History does not say what Tom thought of his sister’s opinion on this point. Christian had no opinion at all. He confined himself to watching the gentlemen with his nose wrinkled up, in order to imitate them afterward at the club or in the family circle.
But it is true that Tony was the chief sufferer from the pious visitants. One day it actually happened that a missionary named Jonathan, who had been in Arabia and Syria—a man with great, reproachful eyes and baggy cheeks—was stopping in the house, and challenged her to assert that the curls she wore on her forehead were consistent with true Christian humility. He had not reckoned with Tony Grünlich’s skill at repartee. She was silent a moment, while her mind worked rapidly; and then out it came. “May I ask you, Herr Pastor, to concern yourself with your own curls?” With that she rustled out, shoulders up, head back, and chin well tucked in. Pastor Jonathan had very few curls on his head—it would be nearer truth to say that he was quite bald.
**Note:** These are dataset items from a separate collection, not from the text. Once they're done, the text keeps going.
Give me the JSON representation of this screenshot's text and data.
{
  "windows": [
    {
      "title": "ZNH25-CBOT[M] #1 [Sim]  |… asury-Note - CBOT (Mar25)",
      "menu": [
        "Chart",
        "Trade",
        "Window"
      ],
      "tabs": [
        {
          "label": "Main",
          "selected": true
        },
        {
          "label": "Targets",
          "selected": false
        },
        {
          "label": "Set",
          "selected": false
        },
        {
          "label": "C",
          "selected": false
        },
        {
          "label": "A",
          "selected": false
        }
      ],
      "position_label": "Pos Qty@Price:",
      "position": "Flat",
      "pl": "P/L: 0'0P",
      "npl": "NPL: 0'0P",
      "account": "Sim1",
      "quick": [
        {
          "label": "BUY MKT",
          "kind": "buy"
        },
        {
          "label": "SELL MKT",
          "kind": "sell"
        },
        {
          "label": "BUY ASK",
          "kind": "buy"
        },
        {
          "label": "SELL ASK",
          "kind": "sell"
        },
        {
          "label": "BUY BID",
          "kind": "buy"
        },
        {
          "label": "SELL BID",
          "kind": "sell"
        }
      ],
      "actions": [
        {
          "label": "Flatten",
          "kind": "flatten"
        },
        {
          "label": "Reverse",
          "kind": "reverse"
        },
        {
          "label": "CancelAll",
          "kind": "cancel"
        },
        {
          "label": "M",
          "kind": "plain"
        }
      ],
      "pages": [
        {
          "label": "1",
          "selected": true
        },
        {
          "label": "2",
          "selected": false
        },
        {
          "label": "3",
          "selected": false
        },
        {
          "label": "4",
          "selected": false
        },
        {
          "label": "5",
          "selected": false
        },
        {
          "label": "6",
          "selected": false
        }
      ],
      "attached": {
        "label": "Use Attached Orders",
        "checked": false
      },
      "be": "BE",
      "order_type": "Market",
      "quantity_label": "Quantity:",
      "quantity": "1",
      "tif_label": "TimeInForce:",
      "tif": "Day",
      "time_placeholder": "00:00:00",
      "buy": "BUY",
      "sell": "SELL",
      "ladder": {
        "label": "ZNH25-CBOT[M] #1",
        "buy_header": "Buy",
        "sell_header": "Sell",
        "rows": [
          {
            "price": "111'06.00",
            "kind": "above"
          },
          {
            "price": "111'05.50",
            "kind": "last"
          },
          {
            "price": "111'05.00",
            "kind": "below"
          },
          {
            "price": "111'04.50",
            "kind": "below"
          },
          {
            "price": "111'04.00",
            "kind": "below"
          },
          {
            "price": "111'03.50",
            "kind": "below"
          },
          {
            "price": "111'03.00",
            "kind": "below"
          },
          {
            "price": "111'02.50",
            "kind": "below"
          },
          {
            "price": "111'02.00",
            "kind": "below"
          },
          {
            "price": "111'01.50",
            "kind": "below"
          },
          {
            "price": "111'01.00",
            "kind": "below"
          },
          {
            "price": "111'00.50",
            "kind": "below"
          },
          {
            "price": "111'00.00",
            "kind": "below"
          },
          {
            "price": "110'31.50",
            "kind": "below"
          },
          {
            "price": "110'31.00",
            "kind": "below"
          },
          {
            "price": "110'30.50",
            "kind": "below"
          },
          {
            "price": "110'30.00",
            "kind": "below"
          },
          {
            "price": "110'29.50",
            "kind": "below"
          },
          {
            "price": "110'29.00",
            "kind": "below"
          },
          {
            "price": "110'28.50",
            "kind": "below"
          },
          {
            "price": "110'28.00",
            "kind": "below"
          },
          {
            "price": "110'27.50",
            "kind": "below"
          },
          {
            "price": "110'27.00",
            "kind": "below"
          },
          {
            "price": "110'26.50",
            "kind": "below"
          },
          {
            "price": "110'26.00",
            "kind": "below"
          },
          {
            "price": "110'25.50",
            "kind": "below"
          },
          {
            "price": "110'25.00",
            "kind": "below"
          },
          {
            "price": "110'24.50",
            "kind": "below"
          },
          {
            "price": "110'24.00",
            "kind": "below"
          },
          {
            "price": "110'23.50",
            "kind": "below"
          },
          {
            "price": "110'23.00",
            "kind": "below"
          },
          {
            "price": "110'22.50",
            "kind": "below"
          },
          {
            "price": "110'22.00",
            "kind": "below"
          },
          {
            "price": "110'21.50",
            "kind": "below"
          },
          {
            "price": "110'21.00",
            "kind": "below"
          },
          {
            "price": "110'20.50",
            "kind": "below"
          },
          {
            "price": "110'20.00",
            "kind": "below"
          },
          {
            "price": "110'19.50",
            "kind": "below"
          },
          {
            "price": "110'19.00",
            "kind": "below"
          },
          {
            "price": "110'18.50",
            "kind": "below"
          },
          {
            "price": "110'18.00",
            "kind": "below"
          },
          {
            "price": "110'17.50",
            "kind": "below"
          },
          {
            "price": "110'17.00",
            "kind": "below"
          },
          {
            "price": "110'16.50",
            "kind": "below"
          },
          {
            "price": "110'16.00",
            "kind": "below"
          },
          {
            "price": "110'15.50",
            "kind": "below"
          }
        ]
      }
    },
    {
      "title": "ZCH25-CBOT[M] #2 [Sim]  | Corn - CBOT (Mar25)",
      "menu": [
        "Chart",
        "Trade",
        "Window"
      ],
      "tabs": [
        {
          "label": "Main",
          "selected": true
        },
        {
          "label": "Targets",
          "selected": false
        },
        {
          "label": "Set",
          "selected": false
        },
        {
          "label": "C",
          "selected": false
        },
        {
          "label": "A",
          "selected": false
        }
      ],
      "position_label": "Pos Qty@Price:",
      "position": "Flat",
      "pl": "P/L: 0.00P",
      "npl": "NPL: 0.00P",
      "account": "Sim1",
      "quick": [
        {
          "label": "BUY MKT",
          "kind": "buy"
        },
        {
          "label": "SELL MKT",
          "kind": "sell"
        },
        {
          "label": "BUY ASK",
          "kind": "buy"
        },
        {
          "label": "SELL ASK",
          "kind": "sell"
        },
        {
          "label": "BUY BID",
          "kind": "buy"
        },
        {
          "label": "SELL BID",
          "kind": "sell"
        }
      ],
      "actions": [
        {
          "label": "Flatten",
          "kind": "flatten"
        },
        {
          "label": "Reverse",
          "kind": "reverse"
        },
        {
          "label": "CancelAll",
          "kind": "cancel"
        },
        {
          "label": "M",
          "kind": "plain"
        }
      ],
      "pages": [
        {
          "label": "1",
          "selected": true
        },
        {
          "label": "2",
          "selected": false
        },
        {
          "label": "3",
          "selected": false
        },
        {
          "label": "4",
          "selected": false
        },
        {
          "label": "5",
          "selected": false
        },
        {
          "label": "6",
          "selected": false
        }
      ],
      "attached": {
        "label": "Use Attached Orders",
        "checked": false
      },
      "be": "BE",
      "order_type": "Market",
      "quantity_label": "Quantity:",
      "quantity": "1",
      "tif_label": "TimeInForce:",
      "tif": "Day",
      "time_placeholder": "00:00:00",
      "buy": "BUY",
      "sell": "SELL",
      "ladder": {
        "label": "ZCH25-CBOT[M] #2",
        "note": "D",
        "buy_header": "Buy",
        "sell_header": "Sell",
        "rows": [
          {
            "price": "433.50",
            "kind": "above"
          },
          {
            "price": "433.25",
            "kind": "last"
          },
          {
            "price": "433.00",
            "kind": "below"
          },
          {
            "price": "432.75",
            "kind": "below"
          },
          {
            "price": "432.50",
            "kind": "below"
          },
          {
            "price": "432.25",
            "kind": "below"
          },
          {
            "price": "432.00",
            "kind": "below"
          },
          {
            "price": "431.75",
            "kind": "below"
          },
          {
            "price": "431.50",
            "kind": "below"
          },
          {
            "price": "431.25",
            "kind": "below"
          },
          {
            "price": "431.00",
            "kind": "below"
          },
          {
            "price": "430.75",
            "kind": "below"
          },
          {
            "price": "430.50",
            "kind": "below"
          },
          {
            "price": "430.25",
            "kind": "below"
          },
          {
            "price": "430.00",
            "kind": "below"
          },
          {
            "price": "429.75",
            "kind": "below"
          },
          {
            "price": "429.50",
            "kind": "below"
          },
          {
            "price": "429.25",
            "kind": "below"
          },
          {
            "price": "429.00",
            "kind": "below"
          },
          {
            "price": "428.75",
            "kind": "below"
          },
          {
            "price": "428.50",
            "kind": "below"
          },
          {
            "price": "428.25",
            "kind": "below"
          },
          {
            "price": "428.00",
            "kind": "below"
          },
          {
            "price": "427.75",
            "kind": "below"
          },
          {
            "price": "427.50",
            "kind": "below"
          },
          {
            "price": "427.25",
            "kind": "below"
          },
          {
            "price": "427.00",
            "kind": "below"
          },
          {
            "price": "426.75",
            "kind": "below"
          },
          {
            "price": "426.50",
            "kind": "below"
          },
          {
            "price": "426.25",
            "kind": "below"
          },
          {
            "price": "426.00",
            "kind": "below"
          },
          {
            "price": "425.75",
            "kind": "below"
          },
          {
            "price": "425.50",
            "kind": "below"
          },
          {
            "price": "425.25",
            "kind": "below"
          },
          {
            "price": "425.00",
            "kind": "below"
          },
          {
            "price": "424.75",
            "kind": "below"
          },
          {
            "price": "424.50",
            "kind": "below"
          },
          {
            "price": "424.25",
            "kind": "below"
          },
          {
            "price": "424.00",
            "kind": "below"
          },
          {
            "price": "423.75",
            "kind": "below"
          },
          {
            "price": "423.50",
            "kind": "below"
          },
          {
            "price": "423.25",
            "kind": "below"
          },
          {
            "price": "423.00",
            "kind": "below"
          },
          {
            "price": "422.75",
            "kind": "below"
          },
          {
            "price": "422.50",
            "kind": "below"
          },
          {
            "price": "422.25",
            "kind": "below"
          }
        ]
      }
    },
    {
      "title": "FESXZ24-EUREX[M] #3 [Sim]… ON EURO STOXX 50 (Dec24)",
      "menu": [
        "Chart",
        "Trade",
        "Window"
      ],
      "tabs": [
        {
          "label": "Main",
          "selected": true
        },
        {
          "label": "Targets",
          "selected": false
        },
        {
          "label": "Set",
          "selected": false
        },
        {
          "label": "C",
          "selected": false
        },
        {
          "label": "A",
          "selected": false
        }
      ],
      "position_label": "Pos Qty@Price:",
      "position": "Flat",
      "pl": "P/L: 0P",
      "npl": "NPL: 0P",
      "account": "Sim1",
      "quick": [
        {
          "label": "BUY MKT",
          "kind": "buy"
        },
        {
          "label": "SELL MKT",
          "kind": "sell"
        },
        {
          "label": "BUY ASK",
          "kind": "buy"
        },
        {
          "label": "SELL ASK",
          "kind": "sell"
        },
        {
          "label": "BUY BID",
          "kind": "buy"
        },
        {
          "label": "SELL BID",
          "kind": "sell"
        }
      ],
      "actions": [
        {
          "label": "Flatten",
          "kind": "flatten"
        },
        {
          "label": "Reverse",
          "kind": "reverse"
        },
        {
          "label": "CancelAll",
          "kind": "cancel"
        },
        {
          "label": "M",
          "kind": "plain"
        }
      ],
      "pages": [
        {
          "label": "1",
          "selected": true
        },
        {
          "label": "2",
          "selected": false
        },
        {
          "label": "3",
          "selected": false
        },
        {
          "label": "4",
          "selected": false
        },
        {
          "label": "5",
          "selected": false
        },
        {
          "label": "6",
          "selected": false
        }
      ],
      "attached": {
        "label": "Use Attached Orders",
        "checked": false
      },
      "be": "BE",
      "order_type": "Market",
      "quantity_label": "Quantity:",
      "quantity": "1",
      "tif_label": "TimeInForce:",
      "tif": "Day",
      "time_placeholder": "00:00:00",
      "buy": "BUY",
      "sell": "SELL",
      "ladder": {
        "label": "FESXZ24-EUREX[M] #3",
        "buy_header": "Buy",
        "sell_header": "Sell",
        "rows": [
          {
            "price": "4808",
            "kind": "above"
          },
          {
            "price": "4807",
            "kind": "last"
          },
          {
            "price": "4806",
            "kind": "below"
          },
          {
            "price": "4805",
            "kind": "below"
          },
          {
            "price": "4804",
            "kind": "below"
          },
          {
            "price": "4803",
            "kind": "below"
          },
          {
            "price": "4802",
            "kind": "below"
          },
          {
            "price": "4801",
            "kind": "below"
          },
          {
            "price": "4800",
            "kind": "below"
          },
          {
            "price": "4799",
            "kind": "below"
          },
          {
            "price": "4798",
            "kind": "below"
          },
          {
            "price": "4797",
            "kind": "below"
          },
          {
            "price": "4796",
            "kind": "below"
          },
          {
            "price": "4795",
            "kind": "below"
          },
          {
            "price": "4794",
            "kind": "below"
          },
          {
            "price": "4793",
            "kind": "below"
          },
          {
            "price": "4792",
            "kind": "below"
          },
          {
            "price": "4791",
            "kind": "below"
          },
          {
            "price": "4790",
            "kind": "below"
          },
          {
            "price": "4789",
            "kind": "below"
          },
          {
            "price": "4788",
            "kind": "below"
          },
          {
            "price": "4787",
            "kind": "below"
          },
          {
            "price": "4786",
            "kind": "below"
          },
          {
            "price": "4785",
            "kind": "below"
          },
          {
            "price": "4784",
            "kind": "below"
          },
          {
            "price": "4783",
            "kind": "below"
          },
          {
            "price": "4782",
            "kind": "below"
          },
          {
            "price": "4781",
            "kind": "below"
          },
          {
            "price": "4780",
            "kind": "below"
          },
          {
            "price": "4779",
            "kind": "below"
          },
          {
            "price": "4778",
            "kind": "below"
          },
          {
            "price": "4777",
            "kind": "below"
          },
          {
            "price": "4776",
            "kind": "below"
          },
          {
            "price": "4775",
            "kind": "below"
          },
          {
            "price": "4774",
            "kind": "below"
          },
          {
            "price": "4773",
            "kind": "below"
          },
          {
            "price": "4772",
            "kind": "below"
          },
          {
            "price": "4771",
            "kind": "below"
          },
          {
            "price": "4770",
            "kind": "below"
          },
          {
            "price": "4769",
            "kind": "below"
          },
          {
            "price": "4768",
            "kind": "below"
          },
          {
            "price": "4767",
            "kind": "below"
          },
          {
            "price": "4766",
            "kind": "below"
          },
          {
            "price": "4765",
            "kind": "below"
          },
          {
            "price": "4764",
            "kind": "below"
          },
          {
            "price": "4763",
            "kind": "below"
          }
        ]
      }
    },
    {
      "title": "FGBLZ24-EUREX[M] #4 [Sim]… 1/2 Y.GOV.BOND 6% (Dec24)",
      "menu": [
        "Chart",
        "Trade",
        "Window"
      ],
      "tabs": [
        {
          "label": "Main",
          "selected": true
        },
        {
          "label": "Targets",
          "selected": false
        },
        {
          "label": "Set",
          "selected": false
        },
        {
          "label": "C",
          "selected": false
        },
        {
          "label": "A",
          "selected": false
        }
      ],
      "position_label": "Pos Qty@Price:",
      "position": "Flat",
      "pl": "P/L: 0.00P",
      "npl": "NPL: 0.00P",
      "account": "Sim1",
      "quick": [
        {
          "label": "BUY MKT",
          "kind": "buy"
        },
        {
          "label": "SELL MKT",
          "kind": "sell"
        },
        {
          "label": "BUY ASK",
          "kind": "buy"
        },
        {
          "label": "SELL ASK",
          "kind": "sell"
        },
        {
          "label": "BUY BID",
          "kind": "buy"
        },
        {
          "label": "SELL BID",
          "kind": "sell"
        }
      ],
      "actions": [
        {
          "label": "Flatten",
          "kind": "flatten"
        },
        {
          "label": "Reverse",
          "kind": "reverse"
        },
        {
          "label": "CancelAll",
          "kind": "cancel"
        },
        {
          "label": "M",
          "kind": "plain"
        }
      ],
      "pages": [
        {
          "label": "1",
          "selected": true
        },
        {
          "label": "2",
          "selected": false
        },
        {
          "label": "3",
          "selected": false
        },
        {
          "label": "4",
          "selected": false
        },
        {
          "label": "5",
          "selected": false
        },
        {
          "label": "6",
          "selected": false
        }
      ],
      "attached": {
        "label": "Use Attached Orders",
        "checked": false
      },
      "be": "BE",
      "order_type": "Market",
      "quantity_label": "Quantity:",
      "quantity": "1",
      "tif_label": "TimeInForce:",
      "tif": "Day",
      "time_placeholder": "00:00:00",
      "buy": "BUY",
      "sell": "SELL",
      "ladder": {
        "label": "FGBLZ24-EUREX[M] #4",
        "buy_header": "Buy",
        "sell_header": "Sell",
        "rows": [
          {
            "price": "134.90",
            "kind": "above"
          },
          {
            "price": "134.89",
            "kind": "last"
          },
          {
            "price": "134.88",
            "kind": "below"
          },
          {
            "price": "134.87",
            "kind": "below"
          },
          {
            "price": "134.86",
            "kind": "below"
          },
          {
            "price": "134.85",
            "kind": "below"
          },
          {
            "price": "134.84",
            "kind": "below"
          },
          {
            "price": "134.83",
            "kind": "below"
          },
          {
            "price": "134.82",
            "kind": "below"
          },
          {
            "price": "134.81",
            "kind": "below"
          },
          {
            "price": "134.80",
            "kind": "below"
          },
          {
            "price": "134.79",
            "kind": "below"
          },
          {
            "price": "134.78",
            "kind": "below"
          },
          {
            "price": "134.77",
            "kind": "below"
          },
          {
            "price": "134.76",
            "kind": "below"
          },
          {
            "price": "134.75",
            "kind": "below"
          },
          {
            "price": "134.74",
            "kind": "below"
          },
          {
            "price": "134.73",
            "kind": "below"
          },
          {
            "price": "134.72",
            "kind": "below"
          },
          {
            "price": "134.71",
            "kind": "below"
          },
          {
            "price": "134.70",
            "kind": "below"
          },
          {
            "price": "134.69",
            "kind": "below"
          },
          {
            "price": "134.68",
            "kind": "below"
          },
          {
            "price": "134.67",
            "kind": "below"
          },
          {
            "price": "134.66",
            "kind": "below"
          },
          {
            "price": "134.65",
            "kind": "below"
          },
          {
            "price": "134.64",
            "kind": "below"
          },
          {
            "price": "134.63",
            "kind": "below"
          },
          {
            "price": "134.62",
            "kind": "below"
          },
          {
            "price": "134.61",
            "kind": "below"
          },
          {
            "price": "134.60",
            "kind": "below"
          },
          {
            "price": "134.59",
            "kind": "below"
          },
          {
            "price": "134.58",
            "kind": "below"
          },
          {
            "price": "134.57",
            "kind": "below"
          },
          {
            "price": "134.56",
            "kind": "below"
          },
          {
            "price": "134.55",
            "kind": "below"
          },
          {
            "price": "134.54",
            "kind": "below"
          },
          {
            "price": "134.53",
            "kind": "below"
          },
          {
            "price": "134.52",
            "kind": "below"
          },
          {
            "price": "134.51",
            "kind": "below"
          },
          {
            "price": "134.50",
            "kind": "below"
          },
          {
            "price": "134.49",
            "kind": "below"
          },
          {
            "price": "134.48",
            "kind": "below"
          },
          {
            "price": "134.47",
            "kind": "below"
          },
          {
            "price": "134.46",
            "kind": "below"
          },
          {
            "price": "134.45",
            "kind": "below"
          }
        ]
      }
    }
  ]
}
And once she had an even greater triumph. There was a certain Pastor Trieschke from Berlin. His nickname was Teary Trieschke, because every Sunday he began to weep at an appropriate place in his sermon. Teary Trieschke had a pale face, red eyes, and cheek-bones like a horse’s. He had been stopping for eight or ten days with the Buddenbrooks, conducting devotions and holding eating contests with poor Clothilde, turn about. He happened to fall in love with Tony—not with her immortal soul, oh no, but with her upper lip, her thick hair, her pretty eyes and charming figure. And the man of God, who had a wife and numerous children in Berlin, was not ashamed to have Anton leave a letter in Madame Grünlich’s bedroom in the upper storey, wherein Bible texts and a kind of fawning sentimentality were surpassingly mingled. She found it when she went to bed, read it, and went with a firm step downstairs into the Frau Consul’s bedroom, where by the candle-light she read aloud the words of the soul-saver to her Mother, quite unembarrassed and in a loud voice; so that Teary Trieschke became impossible in Meng Street.
“They are all alike,” said Madame Grünlich; “ah, they are all alike. Oh, heavens, what a goose I was once! But life has destroyed my faith in men. Most of them are scoundrels—alas, it is the truth. Grünlich—” The name was, as always, like a summons to battle. She uttered it with her shoulders lifted and her eyes rolled up.